I would like a data structure that represents an array of values, but which only supports a specific set of sizes and enforces this at compile time. Something like:
struct MyArray<const N: usize>([u8; N]);
But such than N
can only be a specific set of values, not just any number representable by usize
. For example, I would like a struct can wrap either a [u8; 3]
, a [u8; 6]
, or a [u8; 9]
, but not a [u8; N]
for any other N
besides 3, 6, and 9. I need the enforcement of this constraint to be at compile time, and ideally part of the type system. Is this possible in Rust? Is there a standard pattern or crate for doing this?

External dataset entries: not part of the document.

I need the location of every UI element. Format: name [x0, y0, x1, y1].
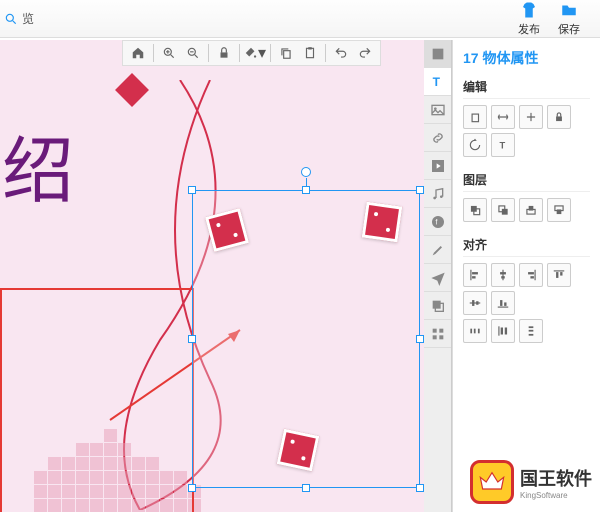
resize-handle-mr[interactable]: [416, 335, 424, 343]
distribute-h-button[interactable]: [463, 319, 487, 343]
layer-forward-button[interactable]: [491, 198, 515, 222]
zoom-in-button[interactable]: [158, 42, 180, 64]
align-right-button[interactable]: [519, 263, 543, 287]
preview-label: 览: [22, 10, 34, 27]
tab-plane[interactable]: [424, 264, 451, 292]
edit-section: 编辑 T: [463, 78, 590, 157]
red-square-2[interactable]: [362, 202, 403, 243]
zoom-out-button[interactable]: [182, 42, 204, 64]
canvas-text-shao: 绍: [2, 112, 74, 217]
redo-button[interactable]: [354, 42, 376, 64]
tab-settings[interactable]: [424, 40, 451, 68]
resize-handle-tl[interactable]: [188, 186, 196, 194]
svg-text:T: T: [432, 75, 440, 89]
save-button[interactable]: 保存: [558, 1, 580, 37]
edit-rotate-button[interactable]: [463, 133, 487, 157]
folder-icon: [560, 1, 578, 19]
preview-button[interactable]: 览: [0, 0, 34, 37]
search-icon: [4, 12, 18, 26]
align-center-h-button[interactable]: [491, 263, 515, 287]
side-tab-strip: T f: [424, 40, 452, 512]
layer-back-button[interactable]: [547, 198, 571, 222]
watermark-sub: KingSoftware: [520, 491, 592, 500]
red-square-3[interactable]: [277, 429, 320, 472]
design-canvas[interactable]: 绍: [0, 40, 424, 512]
shirt-icon: [520, 1, 538, 19]
resize-handle-br[interactable]: [416, 484, 424, 492]
distribute-left-button[interactable]: [491, 319, 515, 343]
resize-handle-bl[interactable]: [188, 484, 196, 492]
home-button[interactable]: [127, 42, 149, 64]
paste-button[interactable]: [299, 42, 321, 64]
layer-section: 图层: [463, 171, 590, 222]
canvas-toolbar: ▾: [122, 40, 381, 66]
svg-text:T: T: [500, 141, 506, 151]
tab-grid[interactable]: [424, 320, 451, 348]
edit-text-button[interactable]: T: [491, 133, 515, 157]
tab-text[interactable]: T: [424, 68, 451, 96]
watermark-text: 国王软件: [520, 465, 592, 491]
align-top-button[interactable]: [547, 263, 571, 287]
tab-link[interactable]: [424, 124, 451, 152]
align-label: 对齐: [463, 236, 590, 257]
crown-icon: [470, 460, 514, 504]
watermark: 国王软件 KingSoftware: [470, 460, 592, 504]
resize-handle-ml[interactable]: [188, 335, 196, 343]
tab-flash[interactable]: f: [424, 208, 451, 236]
tab-brush[interactable]: [424, 236, 451, 264]
layer-front-button[interactable]: [463, 198, 487, 222]
tab-play[interactable]: [424, 152, 451, 180]
align-bottom-button[interactable]: [491, 291, 515, 315]
panel-title: 17 物体属性: [463, 48, 590, 68]
resize-handle-tm[interactable]: [302, 186, 310, 194]
tab-layers[interactable]: [424, 292, 451, 320]
edit-lock-button[interactable]: [547, 105, 571, 129]
layer-backward-button[interactable]: [519, 198, 543, 222]
align-left-button[interactable]: [463, 263, 487, 287]
publish-label: 发布: [518, 21, 540, 37]
resize-handle-tr[interactable]: [416, 186, 424, 194]
edit-copy-button[interactable]: [463, 105, 487, 129]
align-section: 对齐: [463, 236, 590, 343]
tab-image[interactable]: [424, 96, 451, 124]
top-bar: 览 发布 保存: [0, 0, 600, 38]
align-middle-v-button[interactable]: [463, 291, 487, 315]
edit-plus-button[interactable]: [519, 105, 543, 129]
properties-panel: 17 物体属性 编辑 T 图层 对齐: [452, 40, 600, 512]
distribute-v-button[interactable]: [519, 319, 543, 343]
save-label: 保存: [558, 21, 580, 37]
copy-button[interactable]: [275, 42, 297, 64]
layer-label: 图层: [463, 171, 590, 192]
resize-handle-bm[interactable]: [302, 484, 310, 492]
publish-button[interactable]: 发布: [518, 1, 540, 37]
edit-label: 编辑: [463, 78, 590, 99]
tab-music[interactable]: [424, 180, 451, 208]
undo-button[interactable]: [330, 42, 352, 64]
edit-width-button[interactable]: [491, 105, 515, 129]
paint-button[interactable]: ▾: [244, 42, 266, 64]
rotate-handle[interactable]: [301, 167, 311, 177]
lock-button[interactable]: [213, 42, 235, 64]
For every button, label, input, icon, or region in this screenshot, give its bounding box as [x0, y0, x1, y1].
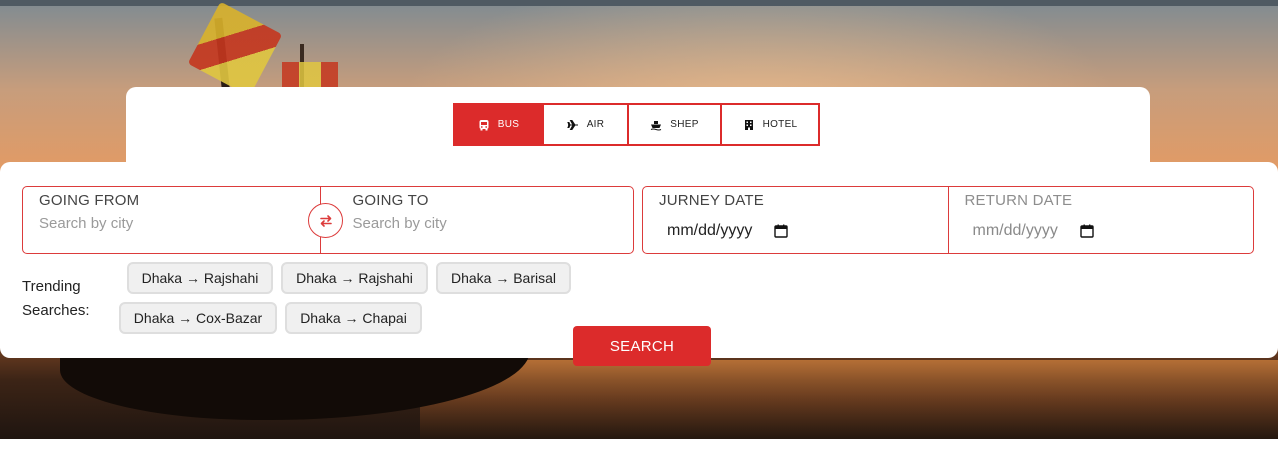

Depending on your use case, you can also represent the custom array as an enum:
#[derive(Clone, Debug)]
enum MyArray<T> {
Three([T; 3]),
Six([T; 6]),
Nine([T; 9]),
}
fn main() {
let mut array = MyArray::<u8>::Six(Default::default());
if let MyArray::Three(_) = &array {
println!("Nope.");
}
if let MyArray::Six(array) = &mut array {
array
.iter_mut()
.enumerate()
.for_each(|(index, element)| *element = index as u8);
}
println!("{array:?}");
println!("Size: {}", std::mem::size_of::<MyArray<u8>>());
}
Caveat: This will not be as space efficient as the separate impls, due to the nature of enums (size of largest variant). However, if 9 bytes is the maximum size, I assume that this is not an issue in your case.